Komunikasi pada dasarnya mempunyai fungsi yang cukup signifikan sebagai sarana untuk menyebarkan berbagai program pembangunan. Di sisi lain juga komunikasi dapat dijadikan sebagai alat kontrol yang cukup efektif dimana diharapkan akan menimbulkan persamaan persepsi, pengetahuan, pengertian serta partisipasi masyarakat. Selama ini sebelum dibentuknya Tim Ahli Cagar Budaya, jajaran di Pemerintah Kota Semarang masih kurang melakukan komunikasi dengan para pemilik bangunan dan pemakai bangunan Cagar Budaya di Kota Semarang. Minimnya informasi dan arahan menimbulkan kebingunan tentang bagaimana memperlakukan bangunan Cagar Budaya, seperti untuk merawat, memelihara, dan merenovasi. Sesuai dengan pernyataan informan dari akademisi bahwa seharusnya Pemerintah Kota Semarang membuat aturan yang tegas kemudian disosialisasikan, agar diketahui oleh masyarakat. Pemerintah tidak hanya melarang atau mengatur, tapi juga dapat memberi jalan keluar yang baik. Lingkungan kebijakan juga berpengaruh dalam implementasi, terutama aktor yang terlibat karena kekuasaan dan adanya kepentingan. Kepala Daerah dan seluruh jajarannya sebagai pihak yang sangat menentukan keberhasilan suatu implementasi. Seringkali antara kebijakan dengan pelaksanaannya tidak sejalan. Akibatnya timbul berbagai kendala seperti pelanggaran dari ketentuan.
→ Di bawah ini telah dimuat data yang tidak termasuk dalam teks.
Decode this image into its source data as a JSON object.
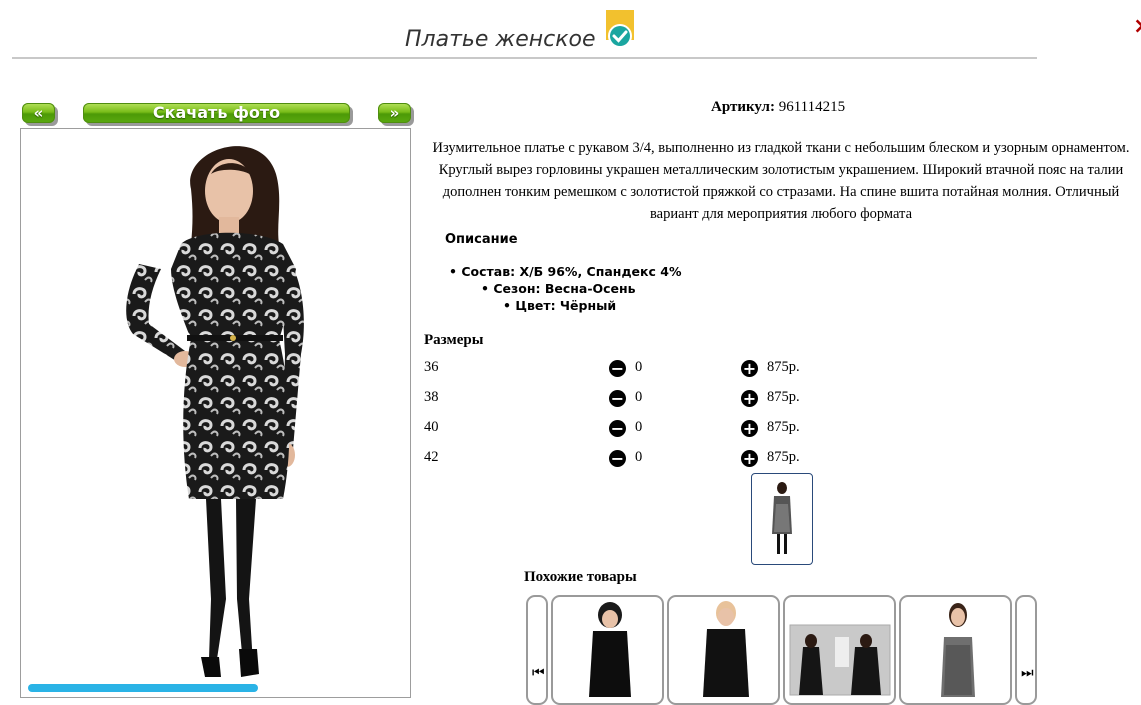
{
  "product": {
    "title": "Платье женское",
    "sku_label": "Артикул:",
    "sku_value": "961114215",
    "description": "Изумительное платье с рукавом 3/4, выполненно из гладкой ткани с небольшим блеском и узорным орнаментом. Круглый вырез горловины украшен металлическим золотистым украшением. Широкий втачной пояс на талии дополнен тонким ремешком с золотистой пряжкой со стразами. На спине вшита потайная молния. Отличный вариант для мероприятия любого формата",
    "specs_title": "Описание",
    "specs": [
      "Состав: Х/Б 96%, Спандекс 4%",
      "Сезон: Весна-Осень",
      "Цвет: Чёрный"
    ]
  },
  "gallery": {
    "prev_label": "«",
    "download_label": "Скачать фото",
    "next_label": "»"
  },
  "sizes": {
    "title": "Размеры",
    "rows": [
      {
        "size": "36",
        "qty": "0",
        "price": "875р."
      },
      {
        "size": "38",
        "qty": "0",
        "price": "875р."
      },
      {
        "size": "40",
        "qty": "0",
        "price": "875р."
      },
      {
        "size": "42",
        "qty": "0",
        "price": "875р."
      }
    ]
  },
  "similar": {
    "title": "Похожие товары",
    "prev_icon": "skip-back-icon",
    "next_icon": "skip-forward-icon"
  },
  "colors": {
    "accent_green": "#79bd19",
    "badge_yellow": "#f2c12e",
    "badge_teal": "#1aa6a0",
    "border_blue": "#2a4a7a"
  }
}
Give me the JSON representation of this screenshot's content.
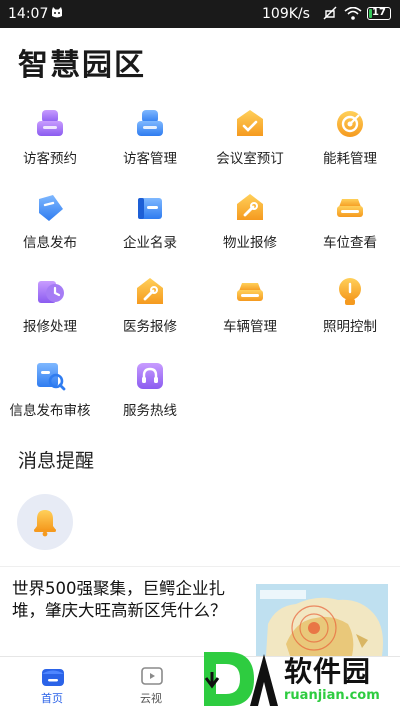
{
  "status_bar": {
    "time": "14:07",
    "speed": "109K/s",
    "battery": "17",
    "battery_level": 0.17
  },
  "page": {
    "title": "智慧园区"
  },
  "services": [
    {
      "label": "访客预约",
      "icon": "visitor-booking-icon"
    },
    {
      "label": "访客管理",
      "icon": "visitor-management-icon"
    },
    {
      "label": "会议室预订",
      "icon": "meeting-room-icon"
    },
    {
      "label": "能耗管理",
      "icon": "energy-icon"
    },
    {
      "label": "信息发布",
      "icon": "info-publish-icon"
    },
    {
      "label": "企业名录",
      "icon": "company-directory-icon"
    },
    {
      "label": "物业报修",
      "icon": "property-repair-icon"
    },
    {
      "label": "车位查看",
      "icon": "parking-icon"
    },
    {
      "label": "报修处理",
      "icon": "repair-process-icon"
    },
    {
      "label": "医务报修",
      "icon": "medical-repair-icon"
    },
    {
      "label": "车辆管理",
      "icon": "vehicle-icon"
    },
    {
      "label": "照明控制",
      "icon": "lighting-icon"
    },
    {
      "label": "信息发布审核",
      "icon": "publish-review-icon"
    },
    {
      "label": "服务热线",
      "icon": "hotline-icon"
    }
  ],
  "reminders": {
    "title": "消息提醒",
    "icon": "bell-icon"
  },
  "news": {
    "title": "世界500强聚集，巨鳄企业扎堆，肇庆大旺高新区凭什么？",
    "image": "map-thumbnail"
  },
  "tabs": [
    {
      "label": "首页",
      "icon": "home-icon",
      "active": true
    },
    {
      "label": "云视",
      "icon": "video-icon",
      "active": false
    }
  ],
  "watermark": {
    "text": "软件园",
    "url": "ruanjian.com"
  },
  "colors": {
    "accent": "#2b63e8",
    "orange": "#f5a623",
    "purple": "#9b6cf0",
    "blue": "#3f8cf2",
    "status_bar": "#1a1a1a"
  }
}
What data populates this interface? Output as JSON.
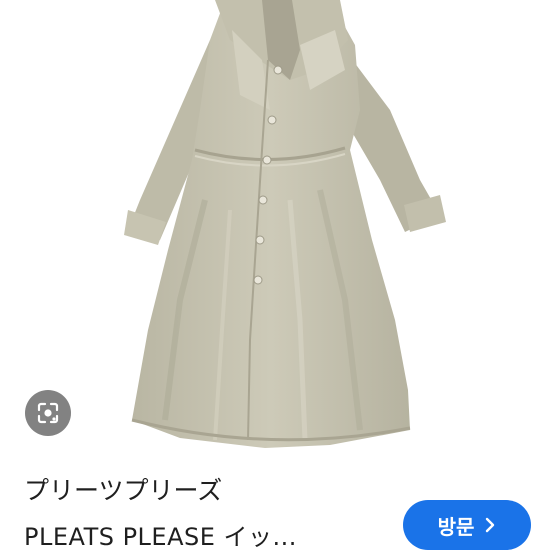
{
  "lens": {
    "icon": "google-lens-icon"
  },
  "result": {
    "title_line1": "プリーツプリーズ",
    "title_line2": "PLEATS PLEASE イッ..."
  },
  "visit_button": {
    "label": "방문",
    "icon": "chevron-right-icon"
  },
  "colors": {
    "accent": "#1a73e8",
    "coat": "#c9c6b4",
    "text": "#1f1f1f"
  }
}
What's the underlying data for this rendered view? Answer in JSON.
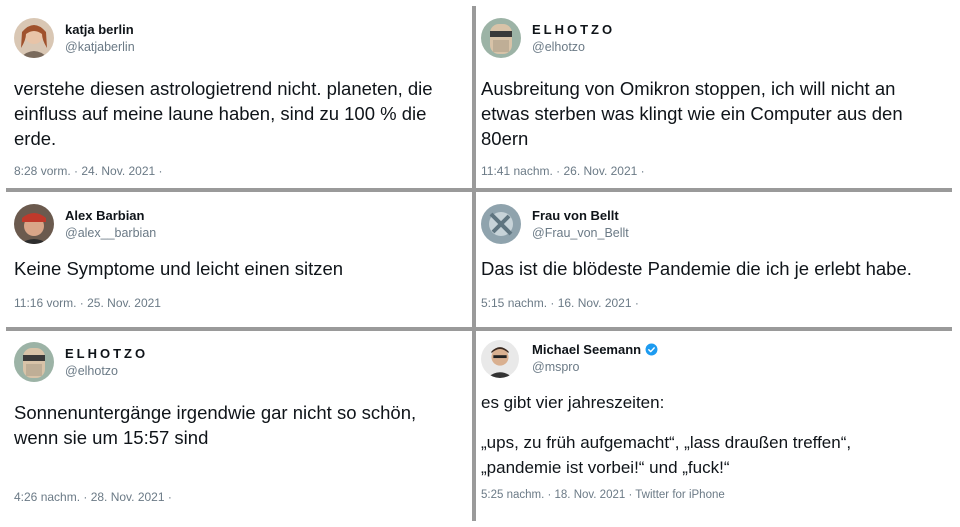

Sebagai contoh kasus Pasar Johar yang sampai saat ini masih dipermasalahan, antara pelestarian dan kepentingan komersial. Pro dan kontra pun tidak dapat dielakkan akibat pernyataan Walikota yang banyak menuai kecaman. Setiap pelanggaran tentu ada perlakuan yang diperoleh sebagai akibatnya, berupa sanksi. Namun saat ini belum pernah ada sanksi yang tegas. Selama ini tidak ada kejelasan sanksi terhadap pelanggaran yang menyangkut bangunan Cagar Budaya, walaupun ada kebijakan namun belum ada aturan yang menjurus pada penegakan hukum (law inforcement). Kendala yang terakhir menyangkut adanya pengaruh sosial ekonomi dan politik
28
Sriayu Aritha Panggabean / Unnes Law Journal 3 (2) (2014)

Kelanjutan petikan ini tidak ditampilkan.